2023-09-24 07:00:00 ET
Summary
- Tech stocks are vulnerable to a sharp decline, making growth portfolios risky.
- The Vanguard S&P 500 Value ETF is a strong fund for large-cap value exposure.
- VOOV has performed well, has diversified holdings, and offers a compelling case for investors seeking value exposure.
Price is what you pay. Value is what you get. - Warren Buffett
Value is dead.
Long live value.
I've been warning about concentration risk driven by AI mania for several months now, and I think I'm going to be proven right that tech stocks are vulnerable to a sharp decline. If that happens, any portfolio that's tilted towards a growth-style of investing would get hit, as growth portfolios tend to be heavily weighted in Tech.
But what about value? The Vanguard S&P 500 Value ETF ( VOOV ) seeks to emulate the performance of the S&P 500 Value Index. It's an equity fund that focuses on large-cap value stocks, employing a passively managed, full-replication strategy. The fund strives to stay fully invested, and its low expenses help minimize net tracking error.
When we look at the price ratio of VOOV to the Russell 1000 Growth, that chart sure looks like it's going through a reversal where value beats growth.

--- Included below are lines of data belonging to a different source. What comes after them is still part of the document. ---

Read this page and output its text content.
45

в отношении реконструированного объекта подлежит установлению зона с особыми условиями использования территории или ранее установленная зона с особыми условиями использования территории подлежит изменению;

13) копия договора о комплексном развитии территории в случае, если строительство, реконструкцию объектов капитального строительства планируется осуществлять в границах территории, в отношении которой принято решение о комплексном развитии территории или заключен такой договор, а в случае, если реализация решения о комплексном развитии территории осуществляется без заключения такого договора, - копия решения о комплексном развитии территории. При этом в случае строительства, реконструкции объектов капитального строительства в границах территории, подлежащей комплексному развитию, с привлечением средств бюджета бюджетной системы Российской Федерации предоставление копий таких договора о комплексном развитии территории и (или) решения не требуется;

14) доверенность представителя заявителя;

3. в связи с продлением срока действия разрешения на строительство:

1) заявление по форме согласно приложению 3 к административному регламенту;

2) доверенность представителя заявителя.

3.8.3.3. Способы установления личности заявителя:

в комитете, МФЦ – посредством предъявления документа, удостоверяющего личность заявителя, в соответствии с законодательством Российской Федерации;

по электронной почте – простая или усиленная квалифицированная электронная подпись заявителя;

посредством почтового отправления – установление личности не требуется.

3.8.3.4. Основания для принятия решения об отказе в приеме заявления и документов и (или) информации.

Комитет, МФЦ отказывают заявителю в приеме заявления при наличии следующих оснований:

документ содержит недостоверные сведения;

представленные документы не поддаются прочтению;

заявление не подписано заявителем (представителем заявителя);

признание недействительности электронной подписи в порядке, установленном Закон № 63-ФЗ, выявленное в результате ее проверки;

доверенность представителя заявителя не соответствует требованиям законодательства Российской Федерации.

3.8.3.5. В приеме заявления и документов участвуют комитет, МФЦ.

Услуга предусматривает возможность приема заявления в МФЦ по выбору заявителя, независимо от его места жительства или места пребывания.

VOOV's Performance History
This is a strong fund as a passive proxy of large-cap value. Relative to its peers, it's performed well.
Holdings
VOOV's top ten holdings include companies such as Microsoft Corp., Meta Platforms Inc., Amazon, Berkshire Hathaway Inc., and JPMorgan Chase & Co. As for top 10 concentration, the cumulative weighting is more dispersed than many growth proxies, arguably making this less susceptible to large-cap idiosyncratic risk which I believe is a massively underappreciated risk by most investors in headline averages.
Sector Diversification
VOOV's sector diversification is well-balanced. Financials account for 19.2% of the fund, followed by Information Technology (18.2%), Industrials (12.3%), Consumer Discretionary (11.1%), Communication Services (9.9%), Health Care (8.6%), Consumer Staples (6.8%), Utilities (4.8%), Real Estate (4.4%), Materials (3.1%) and Energy (1.6%). The lowered Technology exposure overall I find to be a positive if you're going to be an equity investor here.
Comparison with Peer ETFs
There's quite a few options when it comes to investing in value-tilted ETFs. For instance, the iShares Core S&P U.S. Value ETF ( IUSV ) is another large-cap value fund that has some solid attention. Another comparable ETF is the iShares S&P 500 Value ETF ( IVE ), which also seeks to track the investment results of an index composed of large-capitalization U.S. equities that exhibit value characteristics. Sector compositions and fees are comparable, so it's really more an argument of personal preference.
Making the Case for VOOV
VOOV presents a compelling case for investors looking for large-cap value exposure at this point in the cycle. The fund has outperformed the growth style on a relative basis recently and may continue to do so, indicating its potential for higher relative returns. However, it's crucial to note that because VOOV is still an equity fund, it would be susceptible to declines in a risk-off environment, and the Financials exposure would be a drag should a credit event be underway. This is a very good fund and I'm far more constructive on value more broadly than growth. Just keep in mind this is a relative argument, not an absolute one (yet).